Hunter Water has been monitoring the Lower Hunter's water supply for PFAS for the past eight years.
"A review of our historical water quality monitoring data for the region's distribution network indicates that our drinking water complies with the proposed new PFAS guidelines and is safe to drink, whether we use the current or proposed future PFAS guidelines," a spokesman said.
"Hunter Water is committed - as we are always - to supplying high-quality safe drinking water that complies with the Australian Drinking Water Guidelines (ADWG)."
Water quality expert Stuart Khan said Australians could remain confident the national guidelines incorporated the latest and most robust science to underpin drinking water safety.
But he warned upgrades to treatment plants to meet the lower standards would come at a cost to consumers.
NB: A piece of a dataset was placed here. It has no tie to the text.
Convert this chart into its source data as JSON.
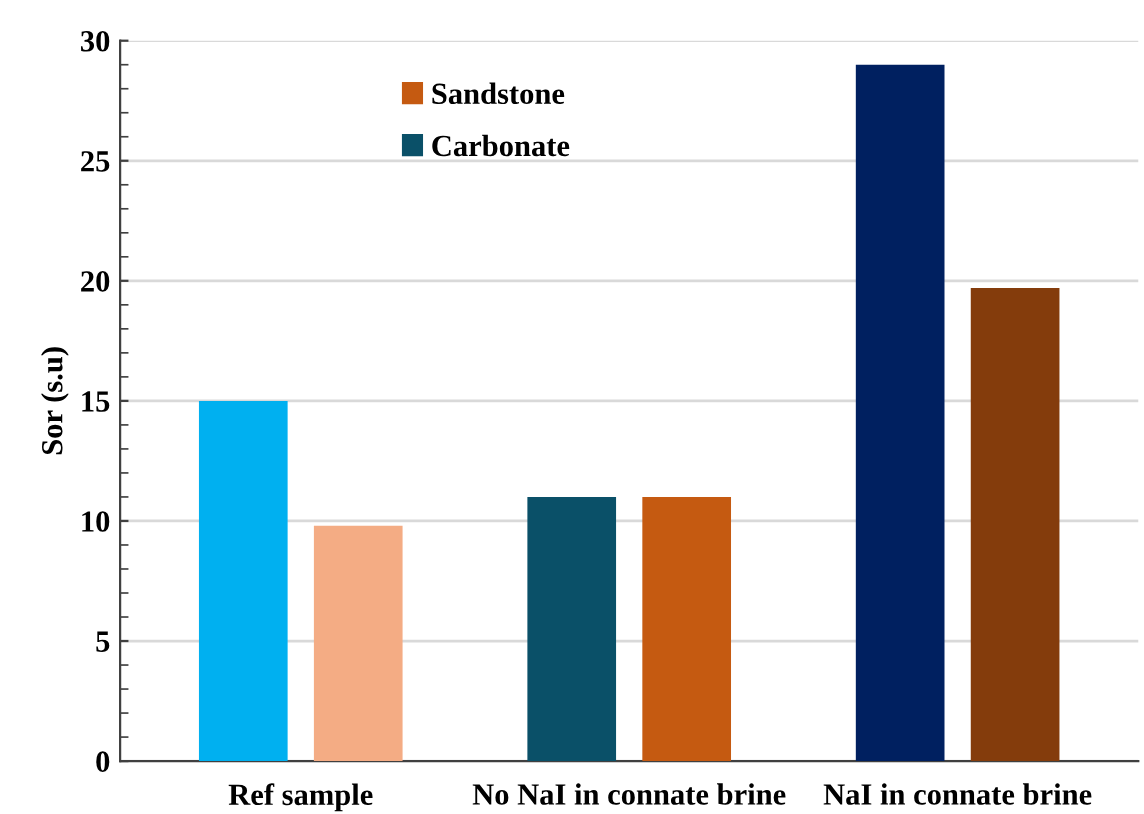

"In some cases, advanced water treatment processes may be needed and the cost of these advances will necessarily flow through to customer bills," the head of the University of Sydney School of Civil Engineering said.
"Drinking water cost increases will hit smaller regional communities hardest."
The PFAS guidelines are based on animal studies due to a lack of high-quality human studies.
Water Services Association of Australia executive director Adam Lovell said the sector supported the thorough scientific process used to set the guidelines.
"For most of us, drinking water is sourced from well-protected, often pristine catchments, or it goes through multiple barrier treatment processes," he said.
The guidelines, if adopted, would reduce the benchmark for the PFOA group of chemicals from 560 to 200 nanograms per litre based on cancer-causing effects.
One nanogram is about one drop in 20 Olympic-sized swimming pools.
PFOS guidelines would fall from 70 to four nanograms per litre based on effects on bone marrow, while new guidelines were set for the PFHxS and PFBS groups over thyroid concerns.
Each level was based on lifetime exposure risks, the research council said.
"It's not about the concentration that is toxic right now but you need to be drinking above these levels for your entire life to have what we regard at the moment, as toxic effects," the council's chief executive, Steve Wesselingh, said.
The new guidelines were based on animal studies after the council's water-quality advisory committee took the view there were no sufficient, high-quality human studies available.
Placing more weight on those human studies and legal differences led the US Environmental Protection Agency in April to adopt near-zero standards, advisory committee member David Cunliffe said.
"Our guidelines are very conservative," he said.
"We always err on the side of caution."